21 de maio de 2006

Terror e caos

Jornal O Estado do Maranhão

Há diversas causas para a violência das grandes cidades brasileiras, fenômeno fora de controle do poder constituído, como se viu nos ataques de organizações criminosas, comandadas de dentro de penitenciárias, à polícia e população paulistas. Digo descontrolada porque não tenho ilusões a respeito da agressividade inata do ser humano. Essa visão me leva a pensar que, mesmo nas sociedades pacíficas, assim classificadas após o processo civilizatório ter realizado sem impedimentos sua missão, sempre restarão saldos de brutalidade humana a nos fazer refletir sobre a herança que temos em comum com os parentes do reino animal. Não falo dessa espécie de “normalidade violenta”, mas da situação de quase barbárie predominante hoje no Brasil, sem termos sequer a justificativa de ter ela origem no Estado, em nome da criação de um paraíso terrestre, como no comunismo, ou de derivar de movimentos revolucionários com ideologias de retórica libertadora, mas de práticas despóticas, como os da Colômbia.
Ninguém poderá negar a influência de fatores sociais na alimentação da violência. Entre esses, mais do que a pobreza, a desigualdade parece ser o mais influente. Não fora assim, as sociedades mais pobres da América do Sul, como a boliviana, seriam as mais violentas. No entanto, não o são. A pobreza relativa, em síntese, e não a absoluta, pode ser uma das explicações. Outras, ligadas a porção não menor do problema, são de natureza diferente.
A justiça paga bem a seus juízes, mas é lenta, dominada pela cultura dos pontos e vírgulas e do formalismo, bem como pela baixa produtividade de quem, em muitos casos, segue a jornada semanal de trabalho de terça a quinta-feira. Progressos têm ocorrido, como com a criação do Conselho Nacional de Justiça.
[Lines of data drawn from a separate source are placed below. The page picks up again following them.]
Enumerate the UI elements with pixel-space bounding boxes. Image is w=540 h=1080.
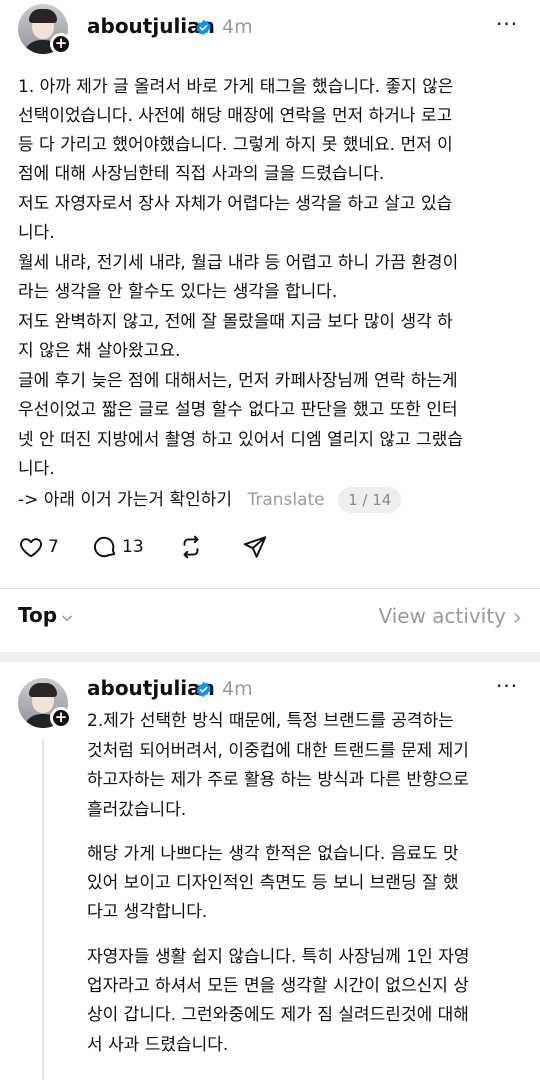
section-divider xyxy=(0,652,540,662)
translate-link[interactable]: Translate xyxy=(247,490,324,510)
view-activity-link[interactable]: View activity xyxy=(378,604,506,628)
chevron-down-icon[interactable] xyxy=(60,611,74,625)
repost-icon xyxy=(183,535,199,559)
chevron-right-icon[interactable] xyxy=(510,611,524,625)
comment-bubble-icon xyxy=(93,536,116,558)
like-button[interactable]: 7 xyxy=(18,534,59,560)
post-text-line: 글에 후기 늦은 점에 대해서는, 먼저 카페사장님께 연락 하는게 xyxy=(18,371,458,391)
verified-badge-icon xyxy=(196,19,211,36)
verified-badge-icon xyxy=(196,681,211,698)
image-page-indicator: 1 / 14 xyxy=(338,487,402,513)
post-text-line: 자영자들 생활 쉽지 않습니다. 특히 사장님께 1인 자영 xyxy=(87,947,470,967)
post-time: 4m xyxy=(222,16,253,38)
post-text-line: 서 사과 드렸습니다. xyxy=(87,1035,229,1055)
post-text-line: 흘러갔습니다. xyxy=(87,800,187,820)
post-text-line: 선택이었습니다. 사전에 해당 매장에 연락을 먼저 하거나 로고 xyxy=(18,106,453,126)
post-text-line: 니다. xyxy=(18,459,55,479)
follow-plus-icon[interactable]: + xyxy=(50,707,72,729)
heart-icon xyxy=(20,538,42,558)
post-text-line: 다고 생각합니다. xyxy=(87,902,208,922)
post-text-line: 라는 생각을 안 할수도 있다는 생각을 합니다. xyxy=(18,282,338,302)
more-options-icon[interactable]: ··· xyxy=(496,674,518,698)
post-text-line: 하고자하는 제가 주로 활용 하는 방식과 다른 반향으로 xyxy=(87,770,469,790)
post-text-last-line: -> 아래 이거 가는거 확인하기 Translate 1 / 14 xyxy=(18,486,402,515)
comment-count: 13 xyxy=(122,537,144,557)
post-text-line: 등 다 가리고 했어야했습니다. 그렇게 하지 못 했네요. 먼저 이 xyxy=(18,135,453,155)
post-text-line: -> 아래 이거 가는거 확인하기 xyxy=(18,490,233,510)
post-text-line: 우선이었고 짧은 글로 설명 할수 없다고 판단을 했고 또한 인터 xyxy=(18,400,458,420)
post-text-line: 넷 안 떠진 지방에서 촬영 하고 있어서 디엠 열리지 않고 그랬습 xyxy=(18,430,464,450)
post-text-line: 있어 보이고 디자인적인 측면도 등 보니 브랜딩 잘 했 xyxy=(87,873,459,893)
post-text-line: 상이 갑니다. 그런와중에도 제가 짐 실려드린것에 대해 xyxy=(87,1005,469,1025)
post-text-line: 것처럼 되어버려서, 이중컵에 대한 트랜드를 문제 제기 xyxy=(87,741,469,761)
post-text-line: 2.제가 선택한 방식 때문에, 특정 브랜드를 공격하는 xyxy=(87,711,454,731)
post-text-line: 지 않은 채 살아왔고요. xyxy=(18,341,181,361)
sort-label: Top xyxy=(18,603,58,627)
follow-plus-icon[interactable]: + xyxy=(50,33,72,55)
like-count: 7 xyxy=(48,537,59,557)
share-button[interactable] xyxy=(242,534,268,560)
post-text-line: 해당 가게 나쁘다는 생각 한적은 없습니다. 음료도 맛 xyxy=(87,844,459,864)
post-text-line: 점에 대해 사장님한테 직접 사과의 글을 드렸습니다. xyxy=(18,164,385,184)
post-text-line: 저도 자영자로서 장사 자체가 어렵다는 생각을 하고 살고 있습 xyxy=(18,194,453,214)
divider xyxy=(0,588,540,589)
post-text-line: 월세 내랴, 전기세 내랴, 월급 내랴 등 어렵고 하니 가끔 환경이 xyxy=(18,253,459,273)
post-time: 4m xyxy=(222,678,253,700)
post-text-line: 니다. xyxy=(18,223,55,243)
more-options-icon[interactable]: ··· xyxy=(496,12,518,36)
repost-button[interactable] xyxy=(178,534,204,560)
post-text-line: 1. 아까 제가 글 올려서 바로 가게 태그을 했습니다. 좋지 않은 xyxy=(18,77,454,97)
thread-connector-line xyxy=(42,740,44,1080)
post-text-line: 업자라고 하셔서 모든 면을 생각할 시간이 없으신지 상 xyxy=(87,976,469,996)
post-text-line: 저도 완벽하지 않고, 전에 잘 몰랐을때 지금 보다 많이 생각 하 xyxy=(18,312,453,332)
sort-dropdown[interactable]: Top xyxy=(18,603,57,627)
reply-button[interactable]: 13 xyxy=(92,534,144,560)
send-icon xyxy=(243,536,267,558)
Todavia, muito mais terá de ser feito a fim de tirar dos criminosos a certeza da impunidade, fonte de incentivo ao crime.
A polícia é mal remunerada e, por conseguinte, sujeita às tentações da corrupção, mal equipada, mal treinada e, sobretudo, dividida em duas, com freqüentes episódios de desentendimento, numa manifestação de irracionalidade prejudicial ao cidadão necessitado de proteção do Estado. Deveria existir apenas uma, menor, porém com alta eficiência a ser proporcionada pelo uso de moderna tecnologia de combate à criminalidade.
O sistema penitenciário produz violência em escala industrial. Em acomodações projetadas para abrigar, vamos supor, 100 pessoas, 300 ou mais são entulhadas. É ocioso falar com detalhes sobre as conseqüências de procedimento como esse. Estudos com ratos de laboratório evidenciam crescimento da violência, quando a população cresce, mas o espaço disponível não. Investimentos na construção de presídios, compra de equipamentos de segurança e treinamento de funcionários não são prioritários e não têm sido realizados por sucessivos governos que pensam gastar menos fazendo das penitenciárias depósitos de seres humanos.
A reação das autoridades foi calamitosa. O PT e o PSDB acusaram um ao outro pelas falhas, na segurança pública, de administrações deles mesmos; o governo federal acusou o estadual e vice-versa; o de São Paulo fez acordos com os criminosos. A polícia, por sua vez, depois da diminuição das rebeliões nos presídios, decidiu se vingar do assassinato de policiais. Em poucas horas matou dezenas de pessoas nas ruas de São Paulo.
É perda de tempo fazer sugestões sobre providências a serem tomadas, porque todos sabem o que fazer, como sabem da inutilidade de aprovar nova legislação, pois o problema não é de escassez, mas de excesso de leis. Esse emaranhado legal cria as brechas por onde os bandidos escapam. É por aí e pela omissão e irresponsabilidade que se chega à falência do Estado, ao terror e ao sufocante caos em que vivemos.